Bu haber bütün Türkiyeyi yasa boğdu. Bu nasıl bir şeydi. Ne umutlarla gitmiştik Kıbrısa ama ne
yazık ki bir hata sonucu kendi askerimiz kendi askerimizi vurmuştu.
Her yerde olduğu gibi o gün bizimde ağzımızı bıçak açmıyordu. Belki haberi bir çok kimseden önce
eniştem vasıtası ile BBC'den öğrenmiştik. Yengemin annesinin ve ablasının bu habere hüngür hüngür
ağladığını hatırlıyorum. Hepimiz yine gergin bir havaya bürünmüştük.

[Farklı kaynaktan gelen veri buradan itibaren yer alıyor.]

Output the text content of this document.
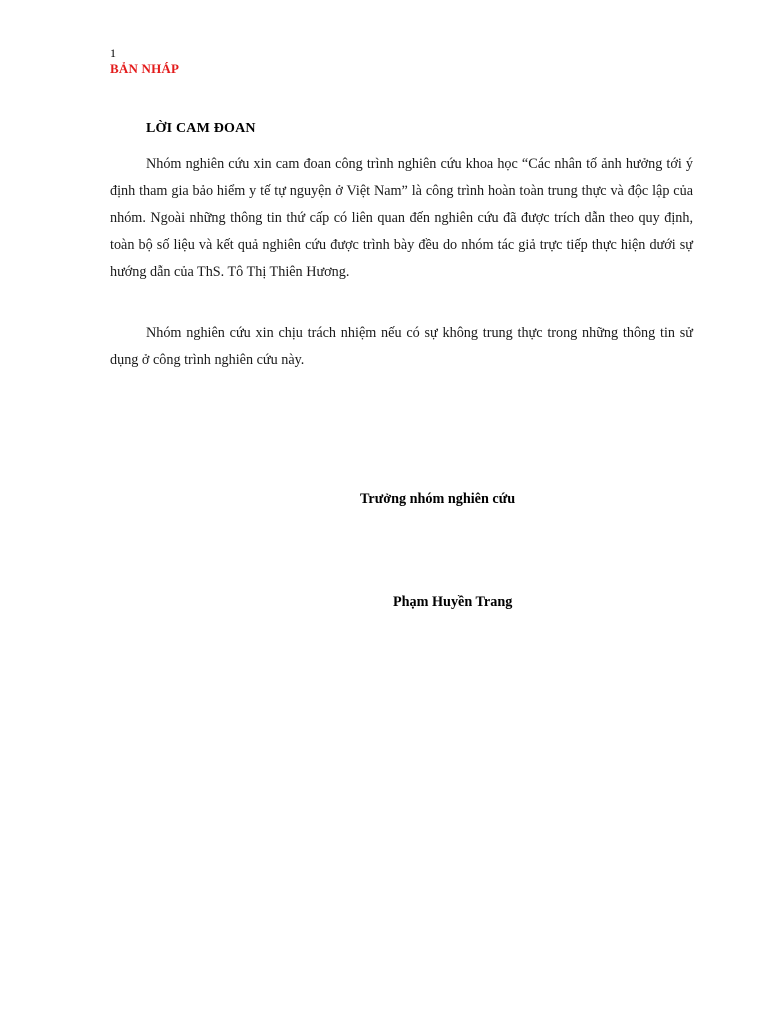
1
BẢN NHÁP
LỜI CAM ĐOAN

Nhóm nghiên cứu xin cam đoan công trình nghiên cứu khoa học “Các nhân tố ảnh hưởng tới ý định tham gia bảo hiểm y tế tự nguyện ở Việt Nam” là công trình hoàn toàn trung thực và độc lập của nhóm. Ngoài những thông tin thứ cấp có liên quan đến nghiên cứu đã được trích dẫn theo quy định, toàn bộ số liệu và kết quả nghiên cứu được trình bày đều do nhóm tác giả trực tiếp thực hiện dưới sự hướng dẫn của ThS. Tô Thị Thiên Hương.

Nhóm nghiên cứu xin chịu trách nhiệm nếu có sự không trung thực trong những thông tin sử dụng ở công trình nghiên cứu này.

Trưởng nhóm nghiên cứu
Phạm Huyền Trang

Kocatepe olayı üzerine Pakistan, seyyar bir hastane, İran seyyar hastane ve sağlık malzemesi
gönderirken Libya Türkiye’ye başta yedek parça olmak üzere her türlü yardımı yapmaya hazır
olduğunu bildirmiş; bu gelişmenin ardından Türkiye için gerekli yedek parça ihtiyacı Libya
tarafından karşılanmıştı.
Bu haberler yüreğimize bir nebze su serpmişti. Dış baskıların artması neticesinde, Türk hükümeti,
Birleşmiş Milletler Güvenlik Konseyinin 353 sayılı kararını kabul ederek harekatın üçüncü günü
olan 22 Temmuz 1974 saat 17:00'den itibaren ateş kesmeye karar verdi ve bu karar Başbakan Bülent
Ecevit tarafından saat 10:00'da düzenlenen basın toplantısında açıklandı.
Karar açıklandığı sırada henüz Kıbrıs'ta havadan inen birlikler ile denizden çıkan birlikler birleşmiş
bir durumda değildi; akşam 17:00'ye kadar bunun gerçekleşmesi beklenmekteydi. 10:30'da Pladini
Plajı'na varan Bora Özel Kuvveti, 3. Komanda Taburu ile birlikte saat 17:00'de Girne'ye girdi.
Çatışmalar üç-dört saat daha devam etti. Küçük Kaymaklı köyü Lefkoşe Sancağı Mücahitleri
tarafından 18:30'da ele geçirildi.
22 Temmuz'dan 30 Temmuz'a kadar geçen süre içinde yaşanan ateşkes ihlalleri sonucunda,
birliklerimiz, Yukarı ve Aşağı Dikmen(Dikomo), Kaynakköy(Sihari), Taşkent(Vuno), Akçiçek
(Siskilip) bölgelerini ele geçirdiler ve ayrıca Lefkoşe Havaalanı çevresinde de ilerleme kaydettiler.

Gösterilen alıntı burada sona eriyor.